Swery: Yeah, even a long time ago, we’d buy the game on the way home from work, get on the train, and then read the manual on the train. [Laughs]
GamesBeat: The tradition here is to not even bother reading it.
Swery: Yeah. I don’t know about nowadays, but back in the day, that’s what we used to do.
GamesBeat: In the narrative itself, was that a consideration at some point? To not have any text for the story?
Swery: When we made the game, we made the entire game as the overarching story of this girl trying to find her friend. The game was already done like that.
Then we were trying to fit story elements in between to convey the story. We didn’t think that making the characters act within that game context would fit very well, so that’s how we came up with the whole idea of the cell phone screen and the chat system — to bring out that story element.
GamesBeat: I don’t want to seem like I’m being negative, but the game is very visually expressive. I think of games like Prince of Persia and Out of This World, and they also told their games very expressively and less with dialogue and text.
Swery: I really had those games in mind, like you said. They were a big influence, and I’m trying to convey that as well.
But I also have fans who are really looking for that story aspect and that character-driven aspect, so the text cutscenes and story — it’s for those fans who are really looking for that element.
GamesBeat: What was the spark … the influence behind the narrative side of this game?
Swery: When you first launch the game, there’s a central message that pops up. Basically, the narrative is centered around that message. I’ll show it to you quickly.
I can’t go into too much detail around the story, but when I first made this game, the way it looks, I thought it was pretty extreme, pretty gory. So I wanted to make sure it was grounded in reason, grounded in some central theme. That’s why I put in that central message and established that and then built the story around it.
Obviously there’s a pretty deep story that surrounds the game, the environment, the mechanics. I don’t want to spoil too much.
GamesBeat: Do you have any final thoughts you’d like to wrap up with?
Swery: Like I said earlier, this is the first game to come out of my new studio.

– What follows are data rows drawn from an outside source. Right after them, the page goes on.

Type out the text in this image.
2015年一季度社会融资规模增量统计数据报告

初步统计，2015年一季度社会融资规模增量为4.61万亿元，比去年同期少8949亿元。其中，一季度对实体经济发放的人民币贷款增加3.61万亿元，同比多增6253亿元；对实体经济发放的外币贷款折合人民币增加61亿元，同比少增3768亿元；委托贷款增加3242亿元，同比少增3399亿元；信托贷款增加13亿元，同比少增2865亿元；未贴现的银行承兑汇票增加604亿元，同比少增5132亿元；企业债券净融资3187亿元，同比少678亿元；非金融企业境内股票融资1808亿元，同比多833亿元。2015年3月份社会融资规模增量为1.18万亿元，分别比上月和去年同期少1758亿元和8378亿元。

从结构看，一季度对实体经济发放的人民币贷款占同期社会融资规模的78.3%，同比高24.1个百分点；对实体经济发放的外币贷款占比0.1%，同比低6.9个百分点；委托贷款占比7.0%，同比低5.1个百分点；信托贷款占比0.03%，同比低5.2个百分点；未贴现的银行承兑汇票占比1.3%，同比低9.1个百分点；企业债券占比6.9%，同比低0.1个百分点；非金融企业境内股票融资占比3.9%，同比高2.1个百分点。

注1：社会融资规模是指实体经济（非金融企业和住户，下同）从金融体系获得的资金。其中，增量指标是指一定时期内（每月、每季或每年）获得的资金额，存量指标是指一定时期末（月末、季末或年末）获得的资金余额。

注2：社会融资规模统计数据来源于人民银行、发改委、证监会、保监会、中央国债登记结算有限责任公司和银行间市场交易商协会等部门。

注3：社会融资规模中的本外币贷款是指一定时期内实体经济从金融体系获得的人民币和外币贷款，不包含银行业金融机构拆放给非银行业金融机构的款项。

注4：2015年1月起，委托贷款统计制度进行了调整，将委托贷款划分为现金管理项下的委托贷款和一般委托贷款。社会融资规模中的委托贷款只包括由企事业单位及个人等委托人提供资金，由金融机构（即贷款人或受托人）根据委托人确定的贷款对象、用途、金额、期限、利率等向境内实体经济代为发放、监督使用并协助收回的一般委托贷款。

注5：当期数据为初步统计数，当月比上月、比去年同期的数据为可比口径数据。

I’m trying to do something that’s a step further than just being about a story or a character.
You may see at first that it has some very extreme themes, some very strong themes, but they’re all grounded in reason with that central theme in mind. I hope that you can get your hands on the game and play it and experience it. I think the story should resonate with everyone.
Everybody should have something they can empathize with playing this game.